Most major currencies closed the week with gains against the US dollar. The Australian dollar (+0.25%) showed the strongest performance. A smaller increase was recorded by the Canadian dollar (+0.22%), the Swiss franc (+0.10%) and the euro (+0.07%). On the other side of the spectrum, the Japanese yen (-0.05%), the British pound (-0.22%) and the New Zealand dollar (-0.46%) registered a decline.
The euro traded lower on Friday, August 7. The single currency began to weaken during the Asian session. Pressure spiked in the US session followed the release of the US jobs report.
The number of new jobs in the nonfarm sector in July totaled 1.763 mln against 4.791 mln in the previous month (compared to the median consensus of 1.6 mln). The unemployment rate fell from 11.1% to 10.1% (vs. 10.5% projected). The May and June readings were upwardly revised by a total 17,000. Hourly wages rose 0.2% compared to -1.2% in June and the median forecast of -0.5%.

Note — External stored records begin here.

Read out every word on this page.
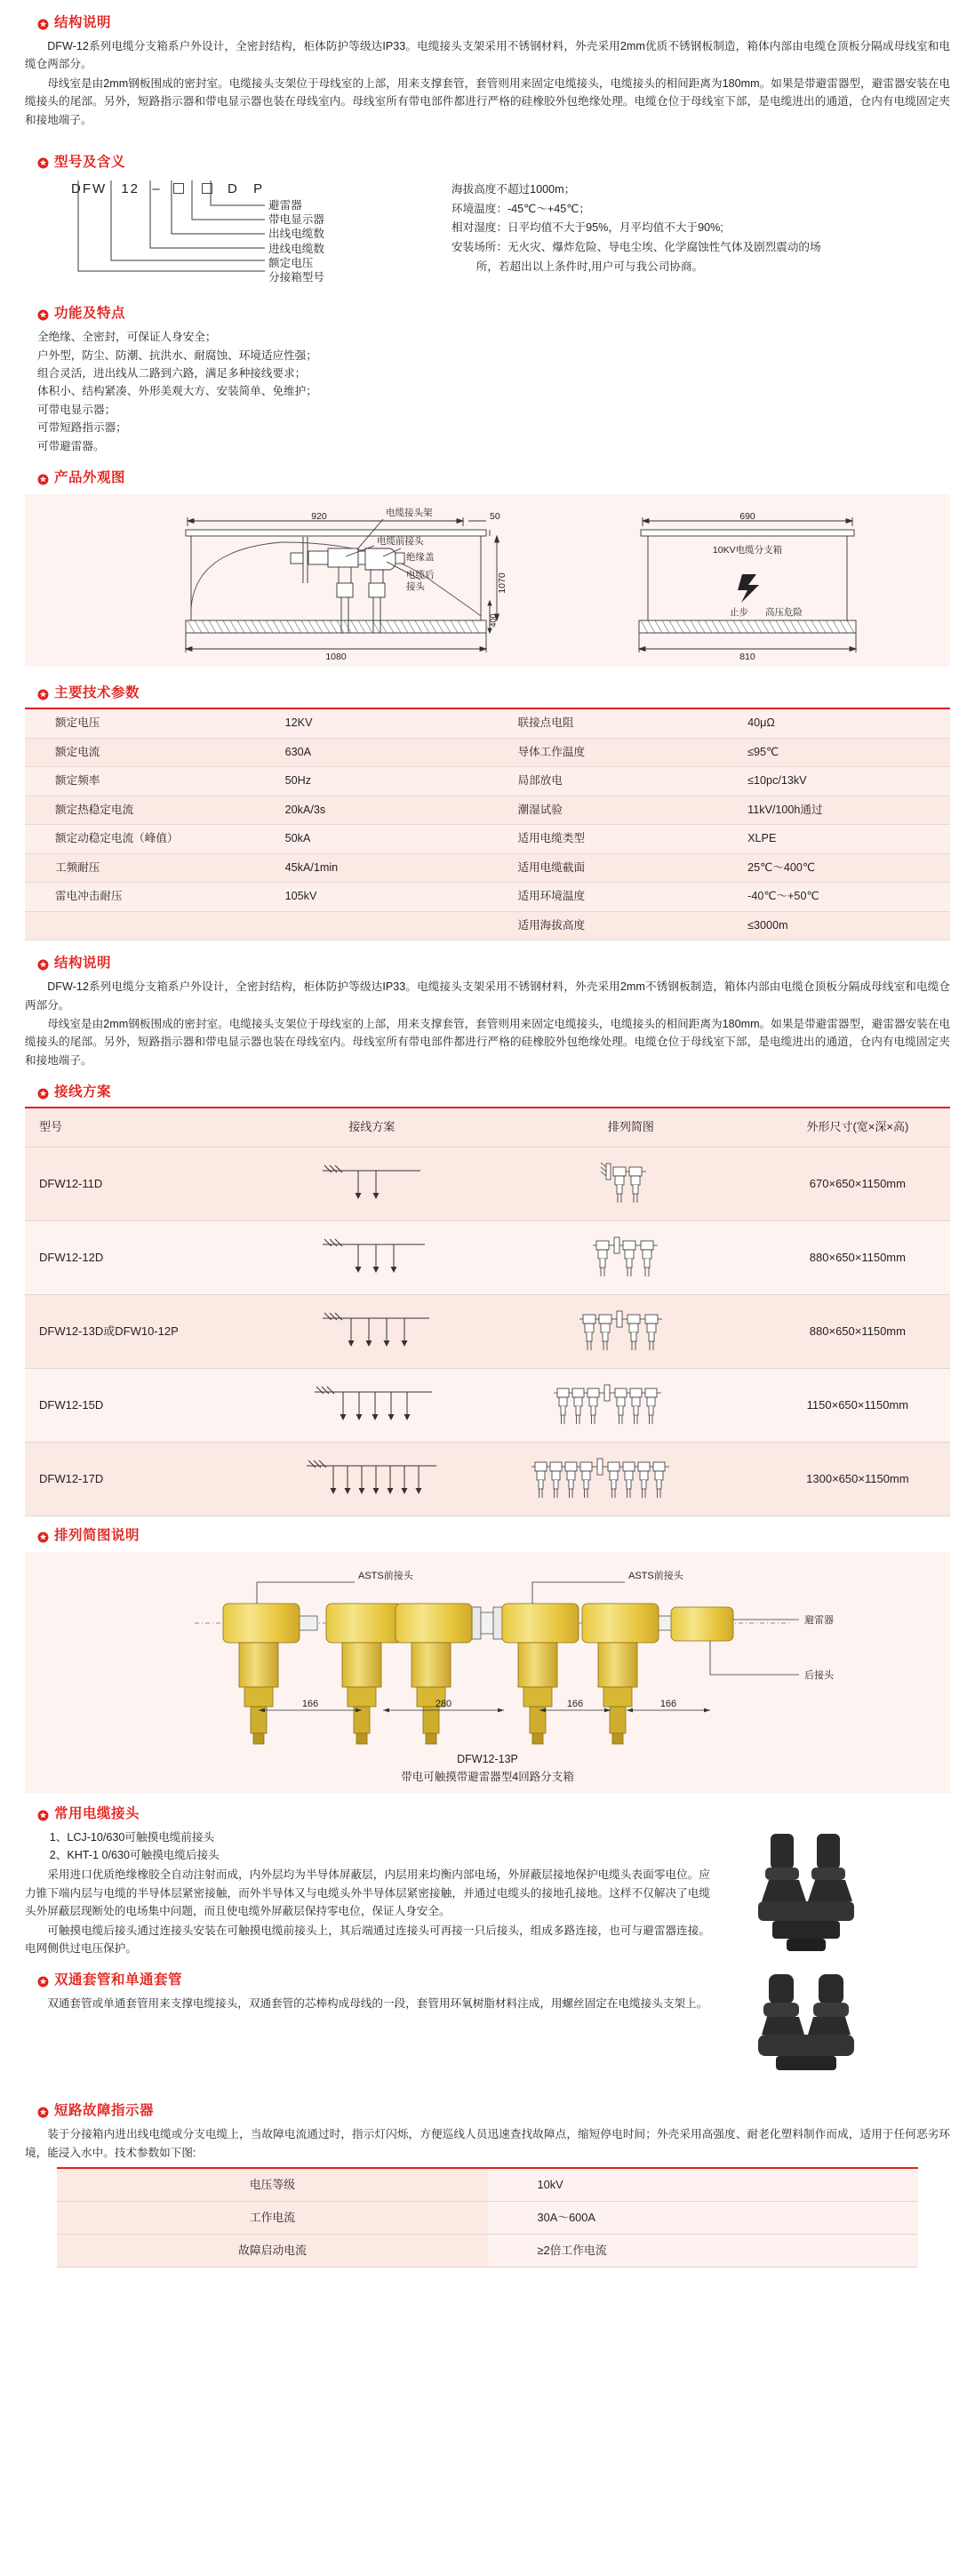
结构说明

DFW-12系列电缆分支箱系户外设计，全密封结构，柜体防护等级达IP33。电缆接头支架采用不锈钢材料，外壳采用2mm优质不锈钢板制造，箱体内部由电缆仓顶板分隔成母线室和电缆仓两部分。

母线室是由2mm钢板围成的密封室。电缆接头支架位于母线室的上部，用来支撑套管，套管则用来固定电缆接头，电缆接头的相间距离为180mm。如果是带避雷器型，避雷器安装在电缆接头的尾部。另外，短路指示器和带电显示器也装在母线室内。母线室所有带电部件都进行严格的硅橡胶外包绝缘处理。电缆仓位于母线室下部，是电缆进出的通道，仓内有电缆固定夹和接地端子。

型号及含义
DFW 12 –	D P
避雷器
带电显示器
出线电缆数
进线电缆数
额定电压
分接箱型号
海拔高度不超过1000m；
环境温度：-45℃～+45℃；
相对湿度：日平均值不大于95%，月平均值不大于90%;
安装场所：无火灾、爆炸危险、导电尘埃、化学腐蚀性气体及剧烈震动的场
所，若超出以上条件时,用户可与我公司协商。
功能及特点

全绝缘、全密封，可保证人身安全；

户外型，防尘、防潮、抗洪水、耐腐蚀、环境适应性强；

组合灵活，进出线从二路到六路，满足多种接线要求；

体积小、结构紧凑、外形美观大方、安装简单、免维护；

可带电显示器；

可带短路指示器；

可带避雷器。

产品外观图
电缆接头架
920	50
电缆前接头
绝缘盖
电缆后
接头	1070
400
1080
690
810
10KV电缆分支箱
止步 高压危险
主要技术参数
额定电压	12KV	联接点电阻	40μΩ
额定电流	630A	导体工作温度	≤95℃
额定频率	50Hz	局部放电	≤10pc/13kV
额定热稳定电流	20kA/3s	潮湿试验	11kV/100h通过
额定动稳定电流（峰值）	50kA	适用电缆类型	XLPE
工频耐压	45kA/1min	适用电缆截面	25℃～400℃
雷电冲击耐压	105kV	适用环境温度	-40℃～+50℃
		适用海拔高度	≤3000m
结构说明

DFW-12系列电缆分支箱系户外设计，全密封结构，柜体防护等级达IP33。电缆接头支架采用不锈钢材料，外壳采用2mm不锈钢板制造，箱体内部由电缆仓顶板分隔成母线室和电缆仓两部分。

母线室是由2mm钢板围成的密封室。电缆接头支架位于母线室的上部，用来支撑套管，套管则用来固定电缆接头，电缆接头的相间距离为180mm。如果是带避雷器型，避雷器安装在电缆接头的尾部。另外，短路指示器和带电显示器也装在母线室内。母线室所有带电部件都进行严格的硅橡胶外包绝缘处理。电缆仓位于母线室下部，是电缆进出的通道，仓内有电缆固定夹和接地端子。

接线方案
型号	接线方案	排列简图	外形尺寸(宽×深×高)
DFW12-11D			670×650×1150mm
DFW12-12D			880×650×1150mm
DFW12-13D或DFW10-12P			880×650×1150mm
DFW12-15D			1150×650×1150mm
DFW12-17D			1300×650×1150mm
排列简图说明
ASTS前接头	ASTS前接头
避雷器
后接头
166	280	166	166
DFW12-13P
带电可触摸带避雷器型4回路分支箱
常用电缆接头
1、LCJ-10/630可触摸电缆前接头
2、KHT-1 0/630可触摸电缆后接头

采用进口优质绝缘橡胶全自动注射而成，内外层均为半导体屏蔽层，内层用来均衡内部电场，外屏蔽层接地保护电缆头表面零电位。应力锥下端内层与电缆的半导体层紧密接触，而外半导体又与电缆头外半导体层紧密接触，并通过电缆头的接地孔接地。这样不仅解决了电缆头外屏蔽层现断处的电场集中问题，而且使电缆外屏蔽层保持零电位，保证人身安全。

可触摸电缆后接头通过连接头安装在可触摸电缆前接头上，其后端通过连接头可再接一只后接头，组成多路连接，也可与避雷器连接。电网侧供过电压保护。

双通套管和单通套管

双通套管或单通套管用来支撑电缆接头，双通套管的芯棒构成母线的一段，套管用环氧树脂材料注成，用螺丝固定在电缆接头支架上。

短路故障指示器

装于分接箱内进出线电缆或分支电缆上，当故障电流通过时，指示灯闪烁，方便巡线人员迅速查找故障点，缩短停电时间；外壳采用高强度、耐老化塑料制作而成，适用于任何恶劣环境，能浸入水中。技术参数如下图:

电压等级	10kV
工作电流	30A～600A
故障启动电流	≥2倍工作电流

In addition, the US dollar acted as a defensive asset after the US President signed a set of new executive orders. Investors shunned risky assets after Donald Trump signed an executive order prohibiting the use of two popular Chinese apps WeChat and TikTok, owned by Tencent and ByteDance, respectively. The ban will enter into force next month.
The White House administration intends to impose sanctions against Hong Kong chief executive Carrie Lam and other high-ranking officials. This turn of events also played into the hands of the dollar ahead of the weekend.
The NASDAQ index shed 2% to 11,079. Negativity was offset by positive data on the US labor market in July. The payrolls report pointed to stronger than expected growth in US jobs. Strong labor market data bode well for the stock market, gold and crypto. By the close of the trading session, buyers pared 1% of earlier losses.
Today’s macro agenda (GMT+3)
The FX market saw a relatively muted opening even though President Trump signed four executive orders on Saturday. One of these orders calls for the continued distribution of expanded unemployment benefits for Americans impacted by the Covid-19 pandemic. Bipartisan talks again failed to agree on the terms for a new coronavirus stimulus package.
Given that the euro opened Friday’s Asian trading session to the downside, today we are looking for prices to recover from Friday's pullback. That said, there are some discrepancies in the old timeframes, so we could see a drop to 1.1741 with a subsequent rebound. At the moment, the price action could move down to the range of 1.1710-1.1725. The outlook appears similar to the overall picture seen last Monday.